Era l'inverno del 1945. L'Italia da nord a sud aveva sofferto per i bombardamenti, la miseria e per la violenza degli eserciti stranieri, nemici o alleati che fossero; un'Italia stremata, affamata, ma con un'incredibile voglia di rinascita e fame di futuro.
Era un'epoca di emergenze per far fronte alle quali, immediatamente dopo la Liberazione, in ogni città sorgevano comitati per risolvere i problemi contingenti come la distribuzione dei viveri, lo sgombero delle macerie belliche, la tutela dell'infanzia. Tanti infatti i bambini abbandonati a se stessi, orfani o, come in gran parte del meridione, residenti in zone distrutte dalle bombe, da calamità naturali, soggette ad epidemie, dove la fame e la disoccupazione erano quotidianità.
A Milano Teresa Noce, battagliera dirigente comunista e partigiana da poco rientrata dal campo di Ravensbrük, intuisce che solo un gesto di solidarietà può risolvere almeno temporaneamente la drammatica situazione di bisogno dei bambini. Con ciò che rimane dei Gruppi di difesa della donna, poi confluiti nella nascente Udi – Unione donne italiane, la Noce chiede ai compagni di Reggio Emilia, realtà prevalentemente agricola e quindi con maggiori risorse alimentari rispetto a Milano, di ospitare in quei mesi alcuni bambini.

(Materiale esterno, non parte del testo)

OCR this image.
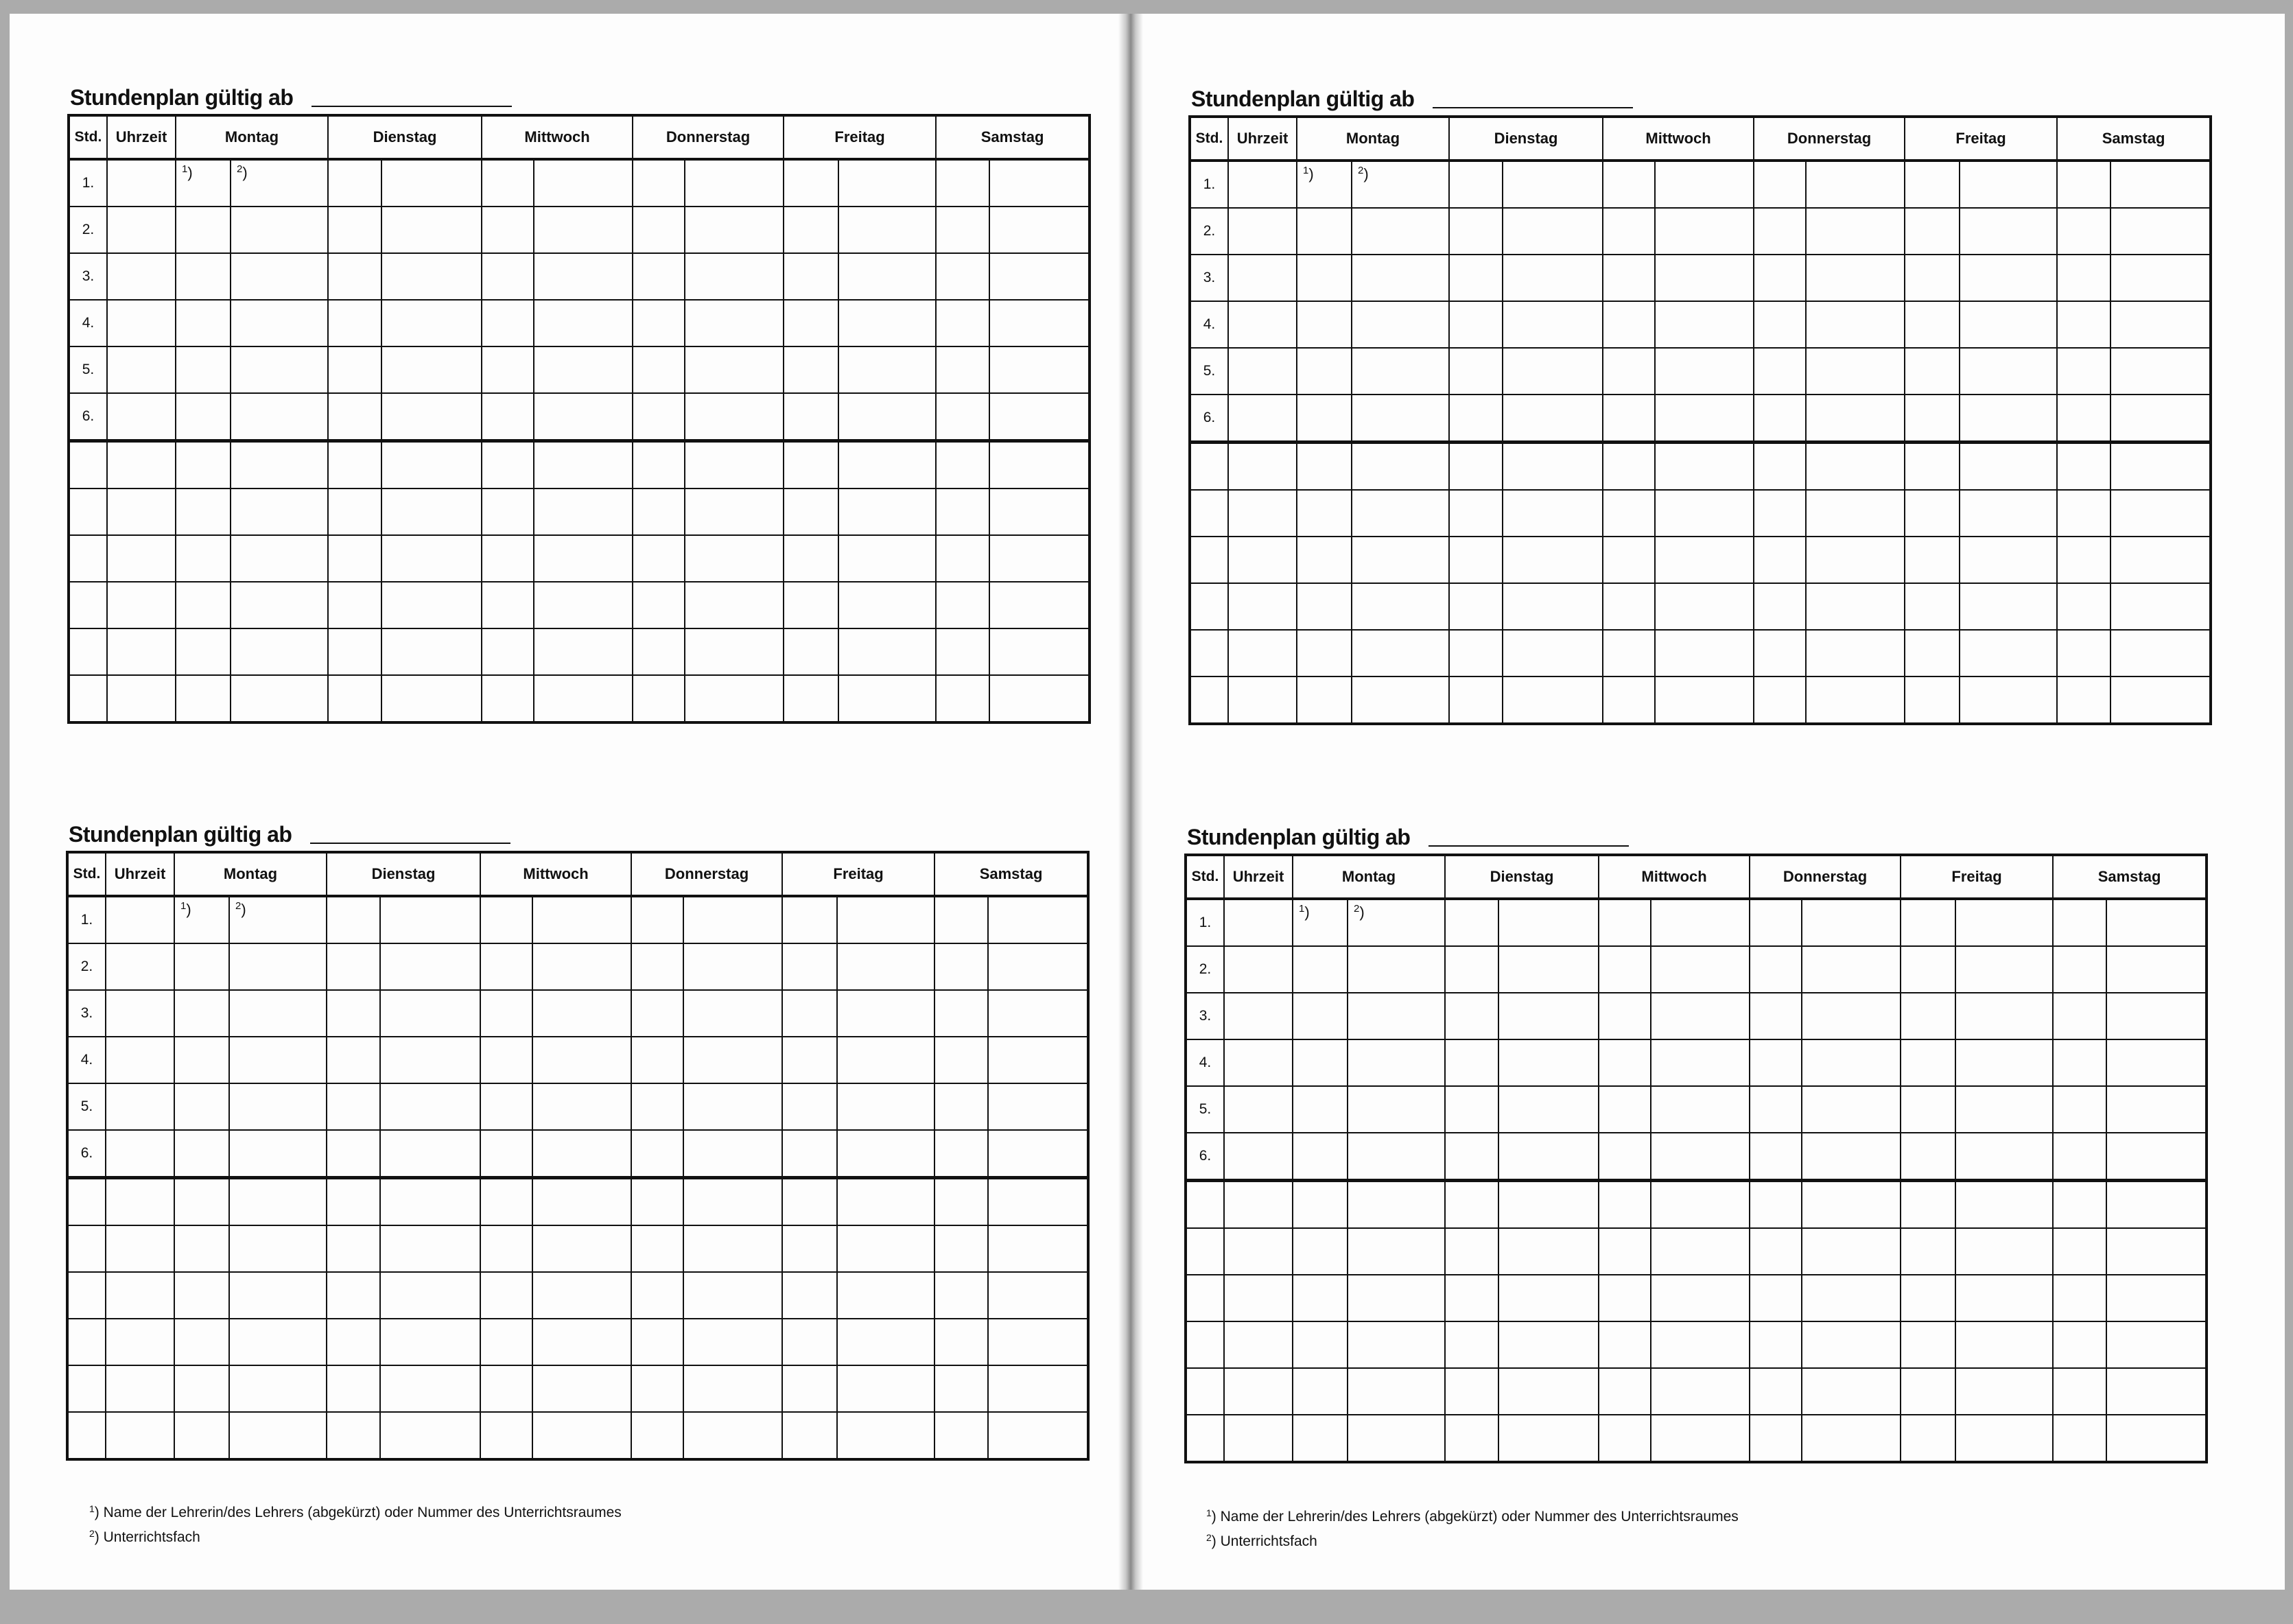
Stundenplan gültig ab
Std.	Uhrzeit	Montag		Dienstag		Mittwoch		Donnerstag		Freitag		Samstag	
1.		$^1$)	$^2$)										

2.													
3.													
4.													
5.													
6.													

Stundenplan gültig ab
Std.	Uhrzeit	Montag		Dienstag		Mittwoch		Donnerstag		Freitag		Samstag	
1.		$^1$)	$^2$)										

2.													
3.													
4.													
5.													
6.													

Stundenplan gültig ab
Std.	Uhrzeit	Montag		Dienstag		Mittwoch		Donnerstag		Freitag		Samstag	
1.		$^1$)	$^2$)										

2.													
3.													
4.													
5.													
6.													

Stundenplan gültig ab
Std.	Uhrzeit	Montag		Dienstag		Mittwoch		Donnerstag		Freitag		Samstag	
1.		$^1$)	$^2$)										

2.													
3.													
4.													
5.													
6.													

$^1$) Name der Lehrerin/des Lehrers (abgekürzt) oder Nummer des Unterrichtsraumes
$^2$) Unterrichtsfach
$^1$) Name der Lehrerin/des Lehrers (abgekürzt) oder Nummer des Unterrichtsraumes
$^2$) Unterrichtsfach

«La risposta fu al di là di ogni legittima speranza. – Si legge nella prefazione di Miriam Mafai a “I treni della felicità” – Tanto generosa che si decise di estenderla e radicarla nel Mezzogiorno (…) Furono trasferiti così, nei due inverni immediatamente successivi alla fine del conflitto, alcune decine di migliaia di bambini che lasciarono le loro famiglie per essere ospitati da altrettante famiglie contadine, nei paesi del reggiano, del modenese, del bolognese. Lì vennero rivestiti, mandati a scuola, curati».
Ma quelle donne, che avevano tessuto la Resistenza e svezzato la Repubblica, non si fermarono raggiunto il loro primo obiettivo. Così, dal 1945 al 1952, anni duri per tutto il Paese, furono ospitati nel centro-nord ben 70.000 bambini, grazie anche all'appoggio del Pci, dei Cln locali, delle sezioni Anpi, delle amministrazioni e della popolazione in genere. Un numero sorprendente.
Alessandro Piva e Giovanni Rinaldi hanno incontrato quasi per caso questa storia. Mentre stavano svolgendo ricerche sulle lotte branciantili in Puglia sono venuti a conoscenza dello sciopero di San Severo in provincia di Foggia, nel 1950, uno sciopero che ebbe conseguenze drammatiche con l'incarcerazione di 180 manifestanti. Molti arrestati erano marito e moglie i cui figli di fatto si trovarono soli, in una realtà dove anche la solidarietà umana era messa a dura prova dal niente posseduto da ogni famiglia. Questo dettaglio incuriosì gli autori che scoprirono così che circa 70 di questi “figli della rivolta” vennero mandati presso famiglie in Romagna e nelle Marche per essere accuditi, grazie a quella rete di solidarietà nata all'indomani della Liberazione, in attesa del processo e dell'assoluzione dei genitori, che arriverà nel '52.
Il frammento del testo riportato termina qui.